XIV

3.2K 203 79
                                    

Dzisiejszy rozdział jest oparty na faktach. XDD

Jessica:

Już o 6am jesteśmy na lotnisku, gdzie czekamy na samolot, który pojawi się dopiero za godzinę.

Wczorajszy dzień minął dla mnie ciężko. Źle czułam się z tym, co zrobiłam. O dziwo, Nami pomogła mi się spakować, porozmawiała ze mną i poprawiła humor. Obiecała również, że nikomu nie powie. Czułam się z tym dziwnie, w końcu znam ją zaledwie od trzech tygodni, a Gigi znam całe życie, a nigdy nie pomagała mi w kwestii alkoholu, więc zrobiło mi się dziwnie miło. Myślę, że to przez to, że Nami sporo już przeszła w swoim życiu, więc pewnie zrobiła dla mnie to, co ona chciałaby, żeby zrobiono dla niej, kiedy ona była sama i źle się czuła.

-Ile się leci do Grecji?-pyta Kendall, wyrywając mnie z rozmyślania.
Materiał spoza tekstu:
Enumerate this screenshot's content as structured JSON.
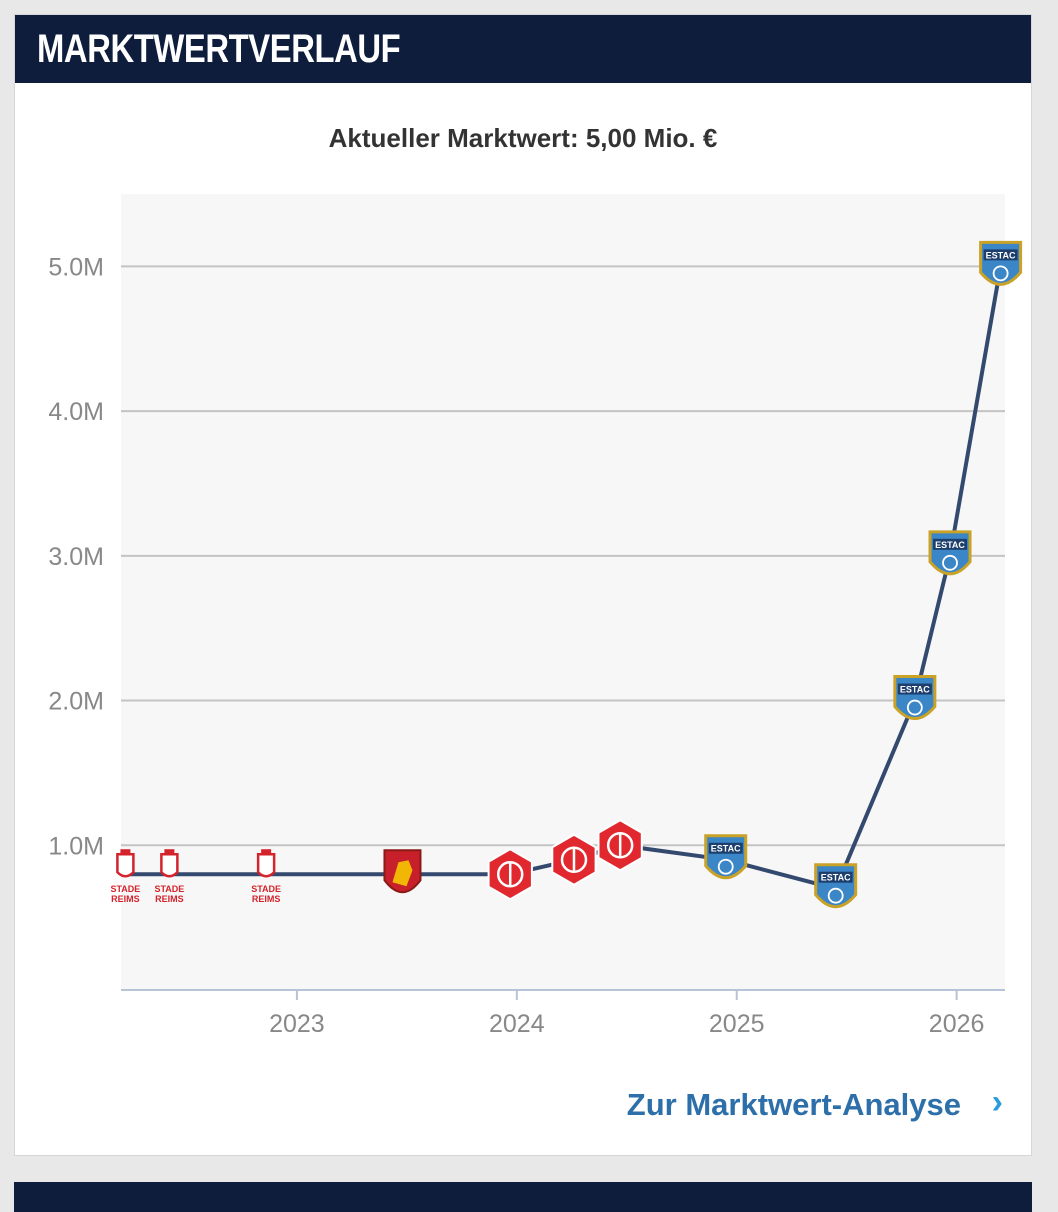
{
  "header": {
    "title": "MARKTWERTVERLAUF"
  },
  "subtitle": "Aktueller Marktwert: 5,00 Mio. €",
  "link": {
    "label": "Zur Marktwert-Analyse",
    "chevron": "chevron-right-icon"
  },
  "colors": {
    "header_bg": "#0f1d3c",
    "line": "#34496e",
    "plot_bg": "#f7f7f8",
    "link": "#2c6fa9",
    "reims_red": "#d4232b",
    "rodez_red": "#c8202a",
    "annecy_red": "#e0282e",
    "troyes_blue": "#3b86c7"
  },
  "chart_data": {
    "type": "line",
    "title": "",
    "xlabel": "",
    "ylabel": "",
    "ylim": [
      0,
      5500000
    ],
    "xlim": [
      2022.2,
      2026.22
    ],
    "y_ticks": [
      {
        "value": 1000000,
        "label": "1.0M"
      },
      {
        "value": 2000000,
        "label": "2.0M"
      },
      {
        "value": 3000000,
        "label": "3.0M"
      },
      {
        "value": 4000000,
        "label": "4.0M"
      },
      {
        "value": 5000000,
        "label": "5.0M"
      }
    ],
    "x_ticks": [
      {
        "value": 2023,
        "label": "2023"
      },
      {
        "value": 2024,
        "label": "2024"
      },
      {
        "value": 2025,
        "label": "2025"
      },
      {
        "value": 2026,
        "label": "2026"
      }
    ],
    "grid": true,
    "series": [
      {
        "points": [
          {
            "x": 2022.22,
            "y": 800000,
            "club": "reims",
            "logo_text": [
              "STADE",
              "REIMS"
            ]
          },
          {
            "x": 2022.42,
            "y": 800000,
            "club": "reims",
            "logo_text": [
              "STADE",
              "REIMS"
            ]
          },
          {
            "x": 2022.86,
            "y": 800000,
            "club": "reims",
            "logo_text": [
              "STADE",
              "REIMS"
            ]
          },
          {
            "x": 2023.48,
            "y": 800000,
            "club": "rodez"
          },
          {
            "x": 2023.97,
            "y": 800000,
            "club": "annecy"
          },
          {
            "x": 2024.26,
            "y": 900000,
            "club": "annecy"
          },
          {
            "x": 2024.47,
            "y": 1000000,
            "club": "annecy"
          },
          {
            "x": 2024.95,
            "y": 900000,
            "club": "troyes",
            "logo_text": [
              "ESTAC"
            ]
          },
          {
            "x": 2025.45,
            "y": 700000,
            "club": "troyes",
            "logo_text": [
              "ESTAC"
            ]
          },
          {
            "x": 2025.81,
            "y": 2000000,
            "club": "troyes",
            "logo_text": [
              "ESTAC"
            ]
          },
          {
            "x": 2025.97,
            "y": 3000000,
            "club": "troyes",
            "logo_text": [
              "ESTAC"
            ]
          },
          {
            "x": 2026.2,
            "y": 5000000,
            "club": "troyes",
            "logo_text": [
              "ESTAC"
            ]
          }
        ]
      }
    ]
  }
}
-Myślę, że cztery godziny-przyznaję.

Nie będzie to oczywiście pierwszy lot samolotem Kendall, więc dziewczyna się nie boi, z czego się cieszę, bo jeszcze do szczęścia brakowałoby mi jej strachu.

-Jezu, to co ja będę robić w tym samolocie?-zastanawia się Nami.

-Uwierz, że znajdę ci coś do roboty-stwierdza Leo i całuje Nami w czoło, a ona robi się czerwona.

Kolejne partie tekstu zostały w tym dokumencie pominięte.